UBC Theses and Dissertations
Does interparent similarity matter? The associations of parents' attributions and parenting practices with child behaviour Park, Joanne Lee
Research on parenting stresses the importance of parent attributions and parenting practices. However, much of the literature has focused on the relationships between parent attributions, harsh/overreactive discipline, and child behaviour problems, and has for the most part neglected interrelations with lax/inconsistent parenting practices. Moreover, little is known about the linkages between mother and father attributions and parenting practices, and child behaviour problems within a family-systems context.
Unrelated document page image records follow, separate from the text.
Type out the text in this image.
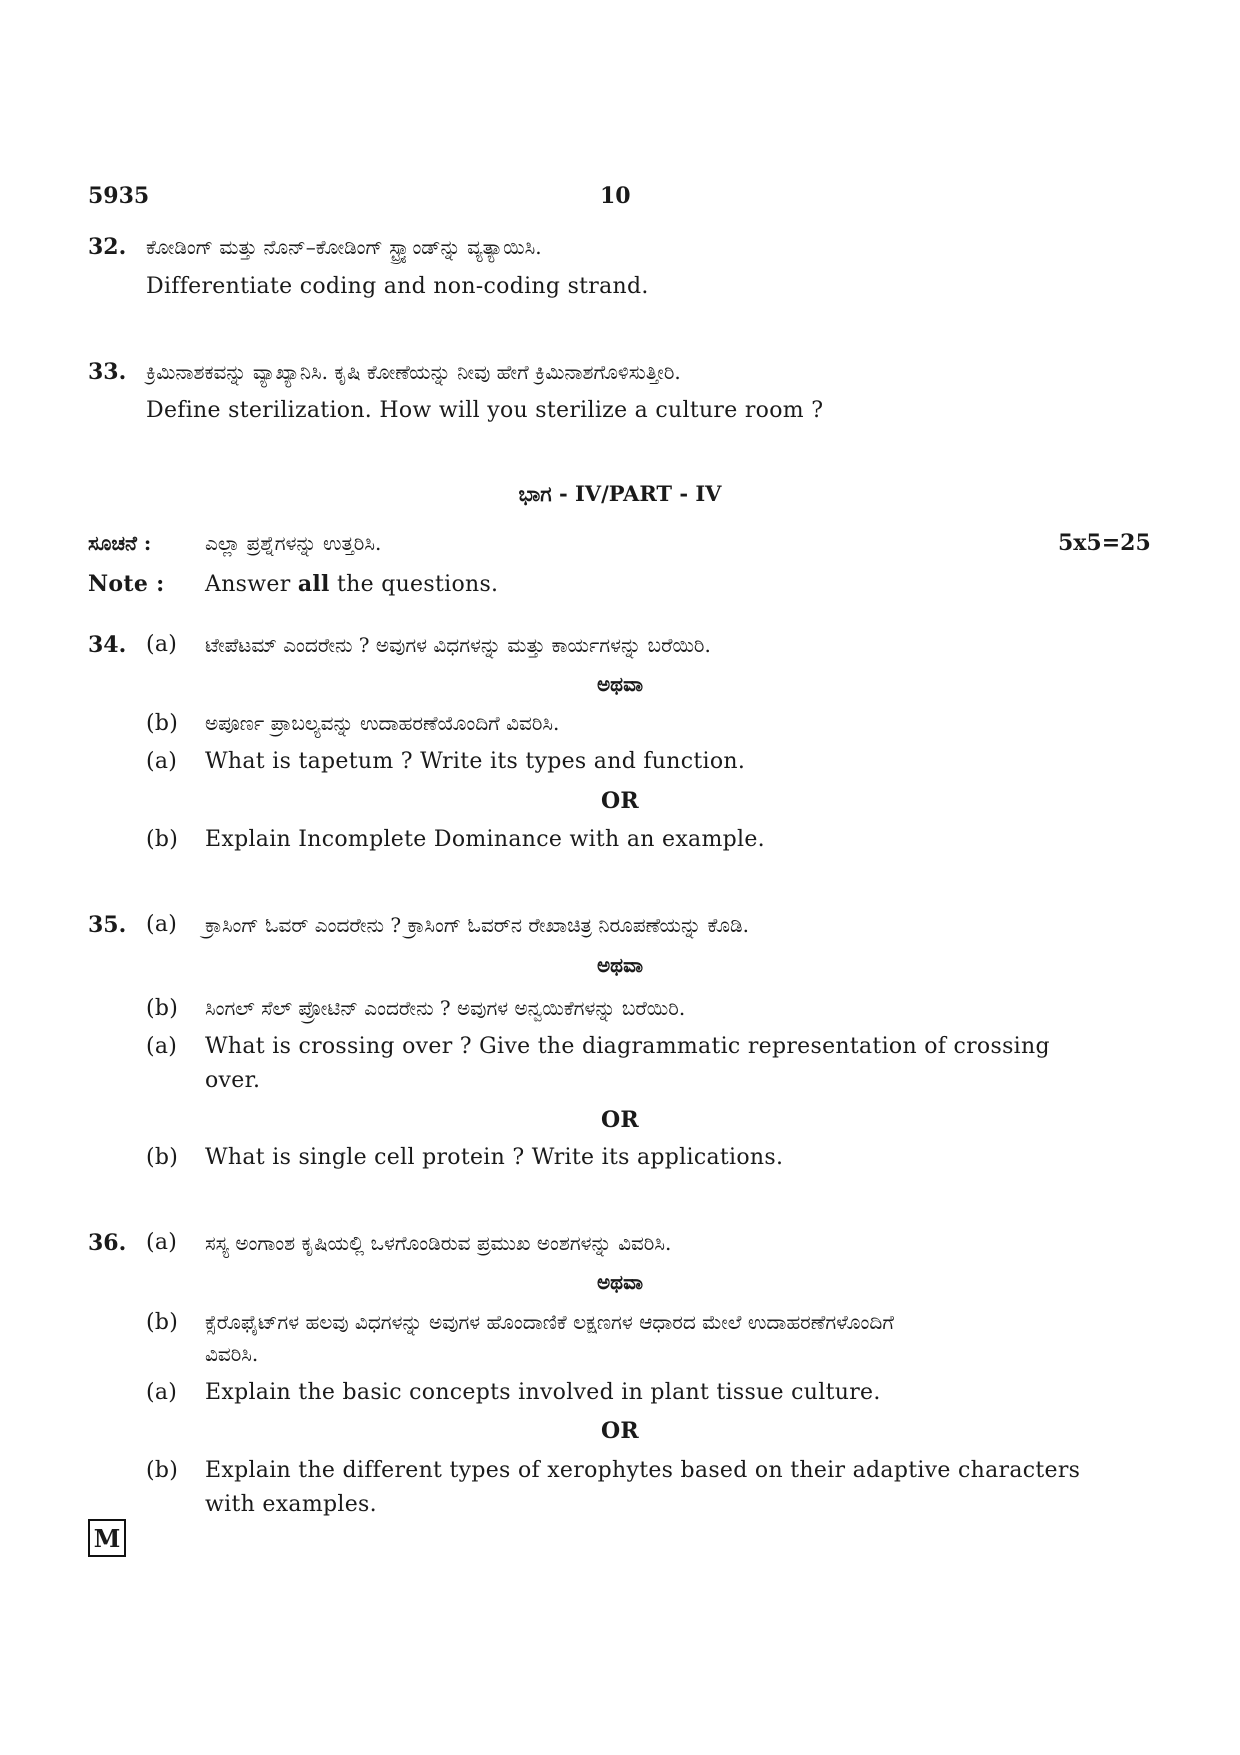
5935	10
32. ಕೋಡಿಂಗ್ ಮತ್ತು ನೊನ್–ಕೋಡಿಂಗ್ ಸ್ಟ್ರ್ಯಾಂಡ್‌ನ್ನು ವ್ಯತ್ಯಾಯಿಸಿ.
Differentiate coding and non-coding strand.
33. ಕ್ರಿಮಿನಾಶಕವನ್ನು ವ್ಯಾಖ್ಯಾನಿಸಿ. ಕೃಷಿ ಕೋಣೆಯನ್ನು ನೀವು ಹೇಗೆ ಕ್ರಿಮಿನಾಶಗೊಳಿಸುತ್ತೀರಿ.
Define sterilization. How will you sterilize a culture room ?
ಭಾಗ - IV/PART - IV
ಸೂಚನೆ :	ಎಲ್ಲಾ ಪ್ರಶ್ನೆಗಳನ್ನು ಉತ್ತರಿಸಿ.	5x5=25
Note : Answer all the questions.
34. (a) ಟೇಪೆಟಮ್ ಎಂದರೇನು ? ಅವುಗಳ ವಿಧಗಳನ್ನು ಮತ್ತು ಕಾರ್ಯಗಳನ್ನು ಬರೆಯಿರಿ.
ಅಥವಾ
(b) ಅಪೂರ್ಣ ಪ್ರಾಬಲ್ಯವನ್ನು ಉದಾಹರಣೆಯೊಂದಿಗೆ ವಿವರಿಸಿ.
(a) What is tapetum ? Write its types and function.
OR
(b) Explain Incomplete Dominance with an example.
35. (a) ಕ್ರಾಸಿಂಗ್ ಓವರ್ ಎಂದರೇನು ? ಕ್ರಾಸಿಂಗ್ ಓವರ್‌ನ ರೇಖಾಚಿತ್ರ ನಿರೂಪಣೆಯನ್ನು ಕೊಡಿ.
ಅಥವಾ
(b) ಸಿಂಗಲ್ ಸೆಲ್ ಪ್ರೋಟಿನ್ ಎಂದರೇನು ? ಅವುಗಳ ಅನ್ವಯಿಕೆಗಳನ್ನು ಬರೆಯಿರಿ.
(a) What is crossing over ? Give the diagrammatic representation of crossing
over.
OR
(b) What is single cell protein ? Write its applications.
36. (a) ಸಸ್ಯ ಅಂಗಾಂಶ ಕೃಷಿಯಲ್ಲಿ ಒಳಗೊಂಡಿರುವ ಪ್ರಮುಖ ಅಂಶಗಳನ್ನು ವಿವರಿಸಿ.
ಅಥವಾ
(b) ಕ್ಸೆರೊಫೈಟ್‌ಗಳ ಹಲವು ವಿಧಗಳನ್ನು ಅವುಗಳ ಹೊಂದಾಣಿಕೆ ಲಕ್ಷಣಗಳ ಆಧಾರದ ಮೇಲೆ ಉದಾಹರಣೆಗಳೊಂದಿಗೆ
ವಿವರಿಸಿ.
(a) Explain the basic concepts involved in plant tissue culture.
OR
(b) Explain the different types of xerophytes based on their adaptive characters
with examples.
M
The purpose of this thesis was, therefore, to examine whether mothers’ and fathers’ negative attributions are related to child behaviour problems and whether these relationships are mediated by mothers’ and fathers’ lax parenting practices. In addition, this thesis utilizes a family-systems perspective by examining interparent similarity of attributions and parenting practices and by considering each of the above variables within the context of both parents’ individual variables. A community sample of 148 couples and their 9- to 12-year-old child (50% boys) participated in the study. Mothers and their child participated by completing questionnaires, and by completing an observed laboratory interaction task. Fathers participated by completing the same questionnaires as mothers. Results showed that mothers’ attributions and lax parenting practices were significantly associated with child behaviour problems, with no mediation by lax parenting. However, the relationship between fathers’ attributions and child behaviour problems was mediated by fathers’ lax parenting. After controlling for the other parent, as well as interparent similarity of attributions and parenting practices, only mothers’ and fathers’ lax parenting were associated with child behaviour problems. When interparent similarity was examined categorically, fathers’ negative attributions and parenting practices appeared to be particularly important. These findings suggest that both parents play important roles, but that children may be particularly sensitive to fathers’ parenting.